The three men sat back and looked at each other. Denethor saw the joy shining in the eyes of his father and brother-in-law and tried to swallow his disappointment.

"Thank you, Ioreth," Ecthelion said. "We will be in momentarily." Ioreth nodded and disappeared back inside the bedchamber.

"Congratulations, Denethor," Imrahil said. "Two fine little boys to your credit."

"And I have lived to see another grandson," Ecthelion said happily.

"A son?" Denethor said. "What will I do with a second son?"

Ecthelion looked him straight in the eye. "Love him," he said.

Denethor nodded slowly. He turned to a page and asked that Boromir be woken up and brought to see his new brother. Then the three Lords rose and went in to see Finduilas and the second son.

"Is the new baby here? Can I see it?" The door to the bedchamber swung open a second time, and Boromir's nurse led the sleepy, newly minted big brother inside.

"Speak softly, Boromir," she said. "Your mama is still very tired, and so is the baby."

"Is it a little brother?" Boromir asked.

Denethor, sitting on the bed beside Finduilas and the baby, could not bring himself to speak. But Ecthelion held his arms out to Boromir.

"It is indeed," he said. "Do not be shy, Boromir. Come and give your mama a kiss and meet your new baby brother."

Boromir needed no second invitation. He hurried over, and Denethor lifted him up onto the high bed. Remembering his nurse's warnings, Boromir gave Finduilas a very gentle hug and kiss, and then turned his attention to the bundle she held in her arms.

"Is that my brother?" he asked.

"Yes," she said, pulling the blankets aside to reveal a little red face. "This is Faramir."

"Oooh," Boromir said, peering at Faramir. "He's so little. Was I ever that little?"

Denethor opened his mouth, but Finduilas shot him a warning glance. "Yes you were," she said. "You were just that little once."

"But now you are a big boy," Denethor reminded him. In truth, he thought that Boromir had been a larger, more robust baby than this little wrinkled mite, but he did not mention it to the child. It would not have made any impression. Boromir was utterly entranced, reaching into the blankets until he found Faramir's hand and pulled it out to examine it. The tiny fingers promptly curled around his own, and Boromir laughed.

"Faramir likes me!" he cried. "Can I hold him?"

"No," Dirnilas said. "He is much too little for you to hold."
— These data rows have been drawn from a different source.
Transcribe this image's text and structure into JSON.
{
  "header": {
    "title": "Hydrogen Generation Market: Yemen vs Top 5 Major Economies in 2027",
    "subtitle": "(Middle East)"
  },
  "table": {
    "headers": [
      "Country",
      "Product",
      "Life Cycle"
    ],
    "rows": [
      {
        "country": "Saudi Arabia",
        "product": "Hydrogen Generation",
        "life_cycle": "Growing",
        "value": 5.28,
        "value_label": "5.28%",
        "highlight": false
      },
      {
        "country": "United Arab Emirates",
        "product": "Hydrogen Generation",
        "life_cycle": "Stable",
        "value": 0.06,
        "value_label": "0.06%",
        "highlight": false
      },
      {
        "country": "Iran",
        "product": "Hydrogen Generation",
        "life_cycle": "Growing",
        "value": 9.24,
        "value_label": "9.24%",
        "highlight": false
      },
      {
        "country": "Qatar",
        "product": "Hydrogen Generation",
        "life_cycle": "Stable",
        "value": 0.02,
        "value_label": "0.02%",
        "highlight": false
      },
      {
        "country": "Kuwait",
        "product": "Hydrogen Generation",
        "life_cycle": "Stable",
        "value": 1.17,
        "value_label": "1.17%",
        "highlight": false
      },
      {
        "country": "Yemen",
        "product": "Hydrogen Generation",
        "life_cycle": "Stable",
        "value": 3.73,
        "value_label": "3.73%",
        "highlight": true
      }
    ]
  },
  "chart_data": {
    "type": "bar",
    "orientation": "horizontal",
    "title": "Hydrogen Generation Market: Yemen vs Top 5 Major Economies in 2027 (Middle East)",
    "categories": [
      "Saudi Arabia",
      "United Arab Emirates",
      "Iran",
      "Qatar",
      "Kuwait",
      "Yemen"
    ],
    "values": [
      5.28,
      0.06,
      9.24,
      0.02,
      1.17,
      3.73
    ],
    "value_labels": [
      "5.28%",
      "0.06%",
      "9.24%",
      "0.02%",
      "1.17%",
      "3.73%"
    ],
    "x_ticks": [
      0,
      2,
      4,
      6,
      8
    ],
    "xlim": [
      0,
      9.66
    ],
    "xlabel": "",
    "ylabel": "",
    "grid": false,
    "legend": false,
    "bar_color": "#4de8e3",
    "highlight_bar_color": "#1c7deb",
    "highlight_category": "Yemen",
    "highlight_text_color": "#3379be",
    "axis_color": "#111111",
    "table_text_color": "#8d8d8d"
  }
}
"I think not," his nurse said. She lifted Boromir into a chair and piled pillows under his elbows until he was firmly wedged in, his arms raised and supported. Then she picked Faramir up with her experienced hands and laid him gently in Boromir's lap.

"Hello, little baby brother," Boromir said. "I am Boromir, and I am your big brother. I want you to hurry up and grow big and strong like me so that we can play swords together." Faramir yawned, eliciting another giggle from Boromir.

"He is a beautiful baby," Ecthelion said to Finduilas. "Congratulations, my dear. You have done yourself proud."

"And how happy Boromir looks," Imrahil added.

Finduilas smiled wearily at her husband. "They will be perfect playmates for each other," she said. "There is still time to have a little girl as well, and then she will have not one, but two big brothers to dote on her."

Denethor smiled at his wife. A man could do worse than to have two big, healthy sons, he decided. They could try for a daughter later. And his big boy's eyes were shining with love for the baby brother he had so eagerly awaited.